Daniel Puskas started his career slicing tomatoes, but eventually ended up in the kitchen of Alinea, the acclaimed Chicago restaurant known for turning mozzarella curds into balloons filled with tomato foam. His experience there was part of his Josephine Pignolet Young Chef of the Year prize.
It's one of many honours he's earned throughout his career: he was also named the Citi Chef of the Year in 2018’s Good Food Guide, and Sixpenny is one of only three Sydney restaurants that's achieved three chef hats in the latest guide. You currently have to book two months ahead to get a table at Sixpenny. And it's worth the wait (Bar Ume's Kerby Craig cried when he last ate there).
Dan worked at some all-star kitchens early in his career (at Tetsuya's, alongside Shannon Debreceny, Darren Robertson and Phil Wood; at Marque with Mark Best, Pasi Petanen, Karl Firla and Daniel Pepperell), before becoming head chef of Oscillate Wildly at age 23: he'd arrive to work on his skateboard and play Mario Kart with chef Mike Eggert before service started.
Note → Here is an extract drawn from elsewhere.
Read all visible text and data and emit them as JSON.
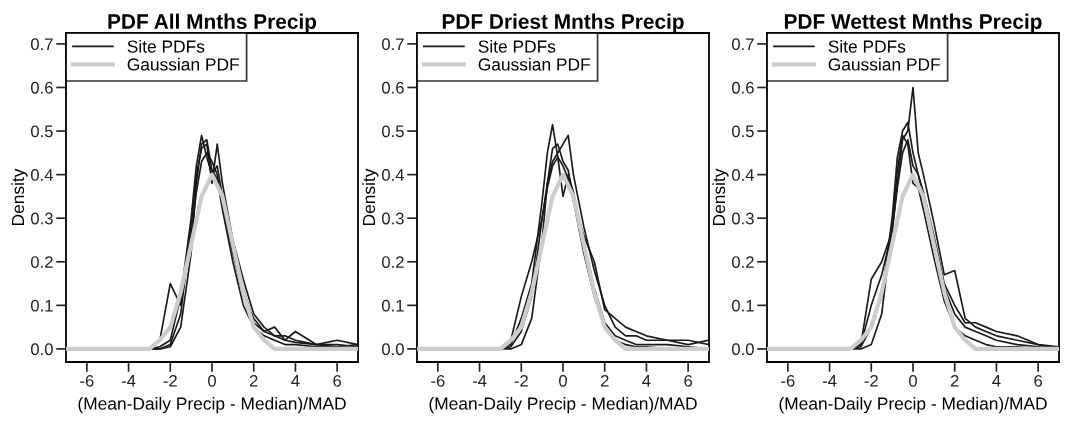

At Oscillate Wildly, he met James Parry (another Young Chef of the Year winner), and they took Bob, their sourdough starter from the restaurant, and opened Sixpenny together in 2012. The menu is truly inspired, even down to its bread (including the ‘recycled’ loaf transformed with spent coffee grounds and golden syrup), and features fascinating ingredients (from emu eggs to anise hyssop). Sixpenny’s current sommelier Bridget Raffal is aiming for gender equality on her wine list. Dan is really open about the restaurant’s ups and downs (from the time he sat on a champagne glass, because he was shocked Sixpenny hadn’t scored two hats – to its recent ascension to three-hat status). He also shares some very funny stories from the many acclaimed restaurants he's worked in – he was truly great to talk to.